Ou a CPI do genocida chega no impeachment de Bolsonaro ou não servirá para nada

O que começa a ser investigado hoje no Brasil pela CPI do Senado não é exatamente uma investigação, mas um replay de tudo o que o país assistiu de mais absurdo que um sujeito poderia cometer contra os brasileiros.

Não há sequer na história do Brasil um bandido, por mais cruel e facínora que pudesse ser, que tivesse cometido 1% de crimes documentados pela mídia, ao vivo e a cores, que não tenha custado a vida de centenas de milhares de brasileiros.

As declarações, os gestos, a ousadia, o desrespeito às leis, à saúde publica ou a qualquer norma de civilidade, foram escrachados por Bolsonaro. Uma mistura de esculhambação com anarquia delinquente e selvagem de um sujeito que criou suas próprias leis e regras, como é característico em líderes de milícias, esquadrões da morte e grupos de extermínio.

Quem diz que não há surpresa nos atos de Bolsonaro, mente. Ele superou e muito toda e qualquer a expectativa negativa que se tinha dele do ponto de visto da crueldade, da frieza, do desprezo pela vida alheia, por pura diversão, aquela diversão sarcástica de gente ruim.

O problema maior é que Bolsonaro não é um brasileiro qualquer, é o presidente da República que tem possibilidade de usar as instituições do Estado para fazer um estrago no povo brasileiro, e o fez sem só nem piedade.

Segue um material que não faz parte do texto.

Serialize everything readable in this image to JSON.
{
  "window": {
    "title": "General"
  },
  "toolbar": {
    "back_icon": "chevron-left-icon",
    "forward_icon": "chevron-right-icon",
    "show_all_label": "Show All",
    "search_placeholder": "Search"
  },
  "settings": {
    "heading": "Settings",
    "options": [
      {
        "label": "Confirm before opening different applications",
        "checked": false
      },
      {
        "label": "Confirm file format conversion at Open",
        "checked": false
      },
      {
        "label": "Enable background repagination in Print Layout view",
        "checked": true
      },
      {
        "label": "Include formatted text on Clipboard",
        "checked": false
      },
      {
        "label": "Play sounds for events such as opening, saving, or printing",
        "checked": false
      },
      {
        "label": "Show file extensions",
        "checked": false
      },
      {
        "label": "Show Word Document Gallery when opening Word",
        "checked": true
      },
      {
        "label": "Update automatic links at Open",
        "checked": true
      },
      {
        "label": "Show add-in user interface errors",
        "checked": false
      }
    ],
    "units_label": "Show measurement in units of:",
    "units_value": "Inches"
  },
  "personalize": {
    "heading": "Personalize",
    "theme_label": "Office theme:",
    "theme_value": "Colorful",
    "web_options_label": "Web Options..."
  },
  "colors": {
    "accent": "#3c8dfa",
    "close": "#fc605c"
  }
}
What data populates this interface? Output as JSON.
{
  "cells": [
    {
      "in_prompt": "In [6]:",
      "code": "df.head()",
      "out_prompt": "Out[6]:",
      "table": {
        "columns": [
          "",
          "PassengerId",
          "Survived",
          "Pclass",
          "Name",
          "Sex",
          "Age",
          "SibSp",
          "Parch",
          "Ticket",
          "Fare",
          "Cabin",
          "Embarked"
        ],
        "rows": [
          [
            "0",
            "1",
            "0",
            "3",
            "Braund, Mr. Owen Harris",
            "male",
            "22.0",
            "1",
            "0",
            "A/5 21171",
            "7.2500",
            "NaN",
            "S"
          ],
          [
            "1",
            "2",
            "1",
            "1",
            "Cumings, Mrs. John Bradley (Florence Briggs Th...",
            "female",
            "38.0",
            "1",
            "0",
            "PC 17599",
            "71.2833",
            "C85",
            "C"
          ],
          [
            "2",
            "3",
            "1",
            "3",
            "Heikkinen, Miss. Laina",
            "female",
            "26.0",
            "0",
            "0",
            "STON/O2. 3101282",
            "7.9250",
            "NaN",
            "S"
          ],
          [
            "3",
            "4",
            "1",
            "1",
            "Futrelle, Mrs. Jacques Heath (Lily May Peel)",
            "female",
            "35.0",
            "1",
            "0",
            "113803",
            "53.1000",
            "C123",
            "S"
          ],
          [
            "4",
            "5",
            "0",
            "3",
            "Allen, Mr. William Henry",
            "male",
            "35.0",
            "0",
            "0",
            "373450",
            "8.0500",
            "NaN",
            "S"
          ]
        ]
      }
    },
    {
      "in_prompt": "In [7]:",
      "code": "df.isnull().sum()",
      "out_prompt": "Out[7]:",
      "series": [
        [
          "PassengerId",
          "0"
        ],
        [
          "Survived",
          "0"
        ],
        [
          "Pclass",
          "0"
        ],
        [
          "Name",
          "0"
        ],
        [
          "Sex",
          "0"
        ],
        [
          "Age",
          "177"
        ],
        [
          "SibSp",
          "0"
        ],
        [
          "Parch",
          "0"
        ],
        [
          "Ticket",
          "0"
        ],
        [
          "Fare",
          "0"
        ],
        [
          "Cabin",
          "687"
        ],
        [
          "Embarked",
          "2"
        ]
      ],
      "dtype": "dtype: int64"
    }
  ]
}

A crueza de seus atos macabros foram listados por seu próprio governo que estão longe de se limitarem a 23, como sugere a lista de crimes distribuídas aos ministérios. Bolsonaro, praticamente, cometeu crime todos os dias em que esteve à frente da presidência, muitos deles com o auxílio luxuoso de Moro na pasta da Justiça e Segurança Pública, o mesmo que transformou Bolsonaro em presidente utilizando os métodos mais criminosos que poderia um juiz canalha.

Então, não há o menor sentido pensar em qualquer hipótese que não seja um desfecho trágico a quem produziu tanto sofrimento, tantas mortes que deixarão uma sequela na sociedade brasileira cem vezes maior, em termos de horror, do que a própria ditadura militar e a sua monstruosidade.

O número de vítimas e o deboche com a dor dos brasileiros é um escárnio que não se viu nem nos piores regimes da história da humanidade. Nenhum facínora de regimes totalitários foi capaz de tamanho proselitismo de suas políticas de extermínio diante dos canais de imprensa.

Bolsonaro, além de tudo, tem a doença do narciso, característica de um psicopata que deve ser imediatamente privado de qualquer tipo de contato com a sociedade.

Se pegar cena por cena de tudo o que ele fez para chegar a essa tragédia sanitária e com o prazer sádico, só se chega a uma conclusão, a CPI tem que agir rápido como uma operação de guerra, propor o impeachment de Bolsonaro para cassar seu mandato e que, em paralelo, um processo judicial corra na mesma velocidade para que ele saia do Palácio do Planalto algemado e preso, pois esse sujeito não é gente, que fará presidente da República.

Por tudo isso, não pode haver um vacilo na CPI que permita, sob qualquer hipótese, que esse monstro não sofra todas as sanções possíveis que a sociedade tem como instrumento de defesa para lidar com bandidos sanguinários da cepa de Bolsonaro.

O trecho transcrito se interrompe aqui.